California prosecutors say they’ve uncovered a massive scam that allowed convicted killer Scott Peterson and other death row inmates to receive coronavirus unemployment benefits administered by the state, a report said Tuesday.
It is “the most significant fraud on taxpayer funds in California history,” nine local district attorneys said in a letter obtained by The Los Angeles Times, which first reported the allegations.
Investigators found that more than $400,000 in state benefits were paid to death-row inmates, including Peterson, who is behind bars at San Quentin State Prison for the 2002 murder of his wife, Laci, and their unborn son, according to the report.
More than $140 million was sent to other inmates in California’s 38 prisons, said Sacramento County DA Anne Marie Schubert, who helped lead a task force that discovered the alleged racket.
The alleged con took many forms: some claims were submitted directly by inmates or by their family and friends, while other prisoners were unwitting victims, the prosecutors said.

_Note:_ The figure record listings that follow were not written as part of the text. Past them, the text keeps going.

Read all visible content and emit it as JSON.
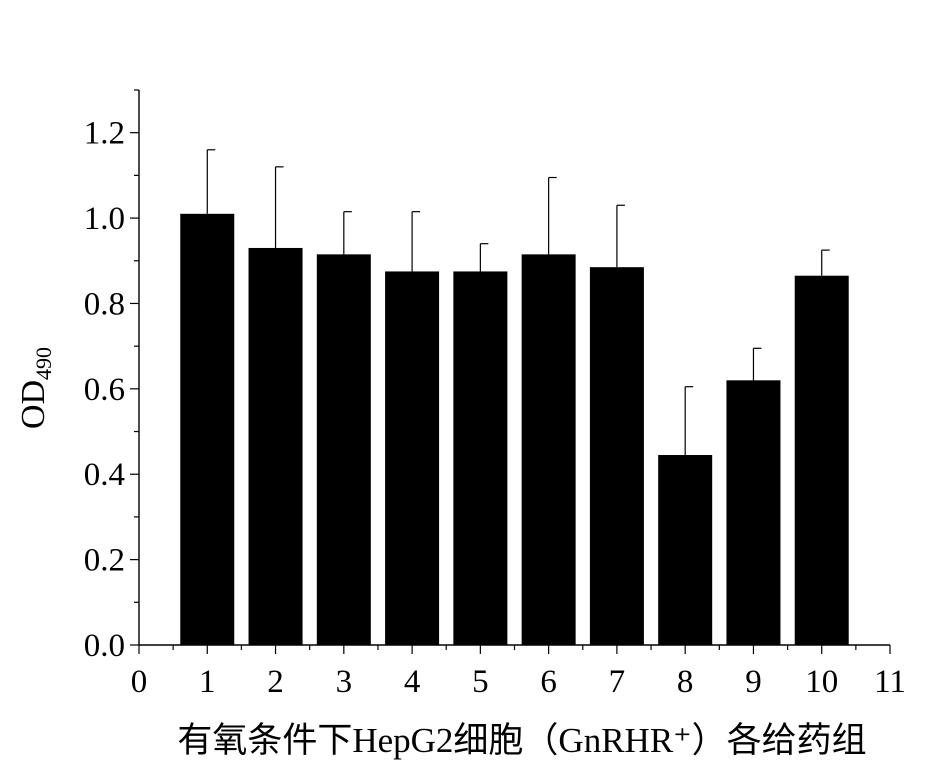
{
  "chart_data": {
    "type": "bar",
    "xlabel": "有氧条件下HepG2细胞（GnRHR⁺）各给药组",
    "ylabel_main": "OD",
    "ylabel_sub": "490",
    "xlim": [
      0,
      11
    ],
    "ylim": [
      0,
      1.3
    ],
    "xticks": [
      "0",
      "1",
      "2",
      "3",
      "4",
      "5",
      "6",
      "7",
      "8",
      "9",
      "10",
      "11"
    ],
    "yticks": [
      "0.0",
      "0.2",
      "0.4",
      "0.6",
      "0.8",
      "1.0",
      "1.2"
    ],
    "x": [
      1,
      2,
      3,
      4,
      5,
      6,
      7,
      8,
      9,
      10
    ],
    "values": [
      1.01,
      0.93,
      0.915,
      0.875,
      0.875,
      0.915,
      0.885,
      0.445,
      0.62,
      0.865
    ],
    "errors": [
      0.15,
      0.19,
      0.1,
      0.14,
      0.065,
      0.18,
      0.145,
      0.16,
      0.075,
      0.06
    ],
    "bar_color": "#000000",
    "grid": false,
    "legend": "none"
  }
}
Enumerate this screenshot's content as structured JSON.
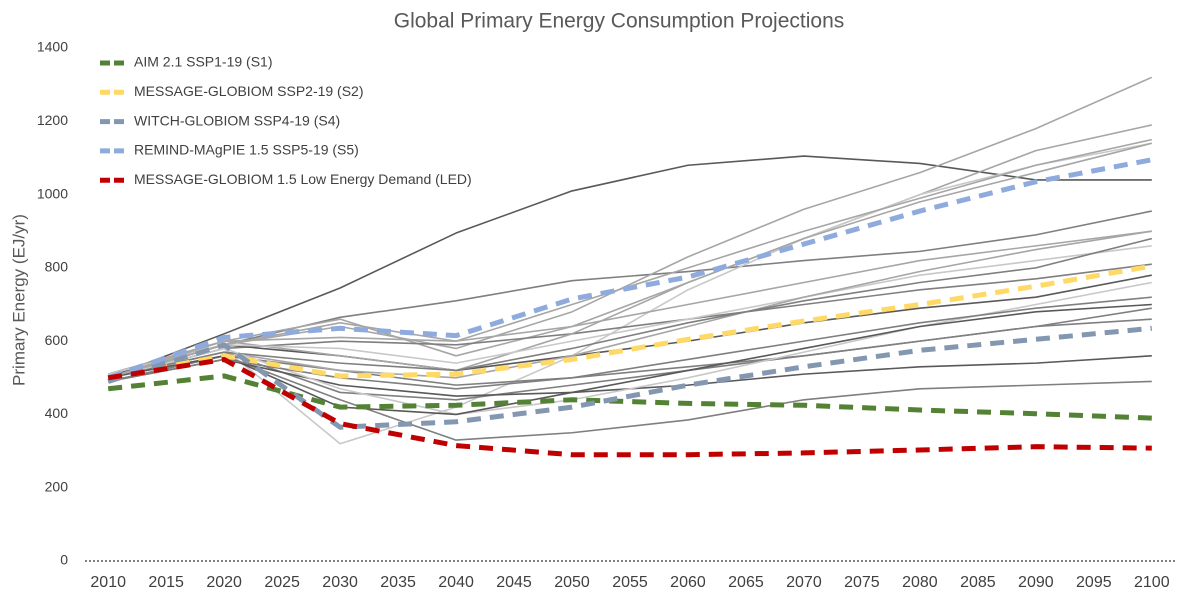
{
  "chart_data": {
    "type": "line",
    "title": "Global Primary Energy Consumption Projections",
    "y_label": "Primary Energy (EJ/yr)",
    "x": [
      2010,
      2020,
      2030,
      2040,
      2050,
      2060,
      2070,
      2080,
      2090,
      2100
    ],
    "xlim": [
      2008,
      2102
    ],
    "xticks": [
      2010,
      2015,
      2020,
      2025,
      2030,
      2035,
      2040,
      2045,
      2050,
      2055,
      2060,
      2065,
      2070,
      2075,
      2080,
      2085,
      2090,
      2095,
      2100
    ],
    "ylim": [
      0,
      1400
    ],
    "yticks": [
      0,
      200,
      400,
      600,
      800,
      1000,
      1200,
      1400
    ],
    "legend": "top-left",
    "series": [
      {
        "color": "#595959",
        "values": [
          500,
          620,
          745,
          895,
          1010,
          1080,
          1105,
          1085,
          1040,
          1040
        ]
      },
      {
        "color": "#7f7f7f",
        "values": [
          500,
          590,
          665,
          710,
          765,
          790,
          820,
          845,
          890,
          955
        ]
      },
      {
        "color": "#a6a6a6",
        "values": [
          510,
          600,
          660,
          560,
          640,
          760,
          880,
          1000,
          1120,
          1190
        ]
      },
      {
        "color": "#a6a6a6",
        "values": [
          510,
          590,
          640,
          580,
          680,
          830,
          960,
          1060,
          1180,
          1320
        ]
      },
      {
        "color": "#c8c8c8",
        "values": [
          500,
          580,
          320,
          420,
          560,
          740,
          880,
          1000,
          1080,
          1140
        ]
      },
      {
        "color": "#7f7f7f",
        "values": [
          490,
          560,
          440,
          330,
          350,
          385,
          440,
          470,
          480,
          490
        ]
      },
      {
        "color": "#7f7f7f",
        "values": [
          500,
          580,
          600,
          590,
          620,
          660,
          700,
          740,
          770,
          810
        ]
      },
      {
        "color": "#595959",
        "values": [
          500,
          590,
          560,
          520,
          560,
          600,
          650,
          690,
          720,
          780
        ]
      },
      {
        "color": "#7f7f7f",
        "values": [
          490,
          560,
          520,
          480,
          500,
          530,
          560,
          600,
          640,
          660
        ]
      },
      {
        "color": "#a6a6a6",
        "values": [
          510,
          600,
          560,
          520,
          620,
          760,
          880,
          980,
          1060,
          1140
        ]
      },
      {
        "color": "#c8c8c8",
        "values": [
          510,
          590,
          580,
          540,
          600,
          660,
          720,
          780,
          820,
          860
        ]
      },
      {
        "color": "#7f7f7f",
        "values": [
          500,
          570,
          460,
          440,
          480,
          520,
          560,
          600,
          640,
          690
        ]
      },
      {
        "color": "#a6a6a6",
        "values": [
          500,
          570,
          520,
          500,
          560,
          640,
          720,
          790,
          850,
          900
        ]
      },
      {
        "color": "#595959",
        "values": [
          490,
          550,
          480,
          450,
          460,
          480,
          510,
          530,
          540,
          560
        ]
      },
      {
        "color": "#a6a6a6",
        "values": [
          500,
          600,
          610,
          600,
          700,
          800,
          900,
          990,
          1080,
          1150
        ]
      },
      {
        "color": "#7f7f7f",
        "values": [
          500,
          570,
          540,
          520,
          580,
          650,
          710,
          760,
          800,
          880
        ]
      },
      {
        "color": "#c8c8c8",
        "values": [
          500,
          580,
          470,
          400,
          440,
          500,
          570,
          640,
          700,
          760
        ]
      },
      {
        "color": "#595959",
        "values": [
          500,
          560,
          420,
          400,
          460,
          520,
          580,
          640,
          680,
          700
        ]
      },
      {
        "color": "#a6a6a6",
        "values": [
          500,
          590,
          650,
          600,
          640,
          700,
          760,
          820,
          860,
          900
        ]
      },
      {
        "color": "#7f7f7f",
        "values": [
          490,
          550,
          500,
          470,
          500,
          550,
          600,
          650,
          690,
          720
        ]
      },
      {
        "name": "AIM 2.1 SSP1-19 (S1)",
        "color": "#548235",
        "values": [
          470,
          505,
          420,
          425,
          440,
          430,
          425,
          412,
          402,
          390
        ]
      },
      {
        "name": "MESSAGE-GLOBIOM SSP2-19 (S2)",
        "color": "#ffd966",
        "values": [
          500,
          560,
          505,
          510,
          550,
          605,
          655,
          700,
          750,
          805
        ]
      },
      {
        "name": "WITCH-GLOBIOM SSP4-19 (S4)",
        "color": "#8497b0",
        "values": [
          490,
          590,
          365,
          380,
          420,
          480,
          530,
          575,
          605,
          635
        ]
      },
      {
        "name": "REMIND-MAgPIE 1.5 SSP5-19 (S5)",
        "color": "#8faadc",
        "values": [
          500,
          610,
          635,
          615,
          715,
          775,
          865,
          955,
          1035,
          1095
        ]
      },
      {
        "name": "MESSAGE-GLOBIOM 1.5 Low Energy Demand (LED)",
        "color": "#c00000",
        "values": [
          500,
          550,
          375,
          315,
          290,
          290,
          295,
          303,
          312,
          308
        ]
      }
    ]
  }
}
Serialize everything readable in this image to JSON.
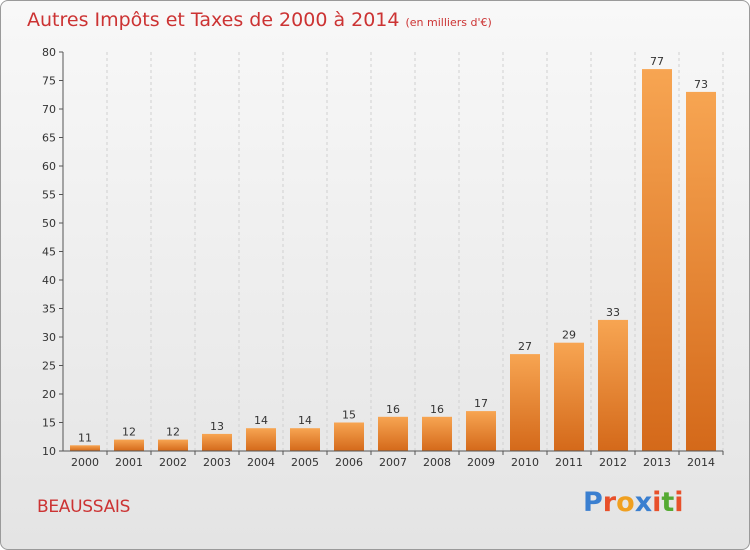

Prison gangs may have also been involved in large-scale organized schemes to game the system.
In total, nearly $1 billion may have been paid out to people who were ineligible for the benefits due to incarceration in Golden State prisons and jails, the prosecutors claim.
“The murderers and rapists and human traffickers should not be getting this money,” said Schubert. “It needs to stop.”
Gov. Gavin Newsom on Tuesday announced a task force to tackle the alleged abuse.
“Unemployment fraud across local jails and state and federal prisons is absolutely unacceptable,” the governor said in a statement.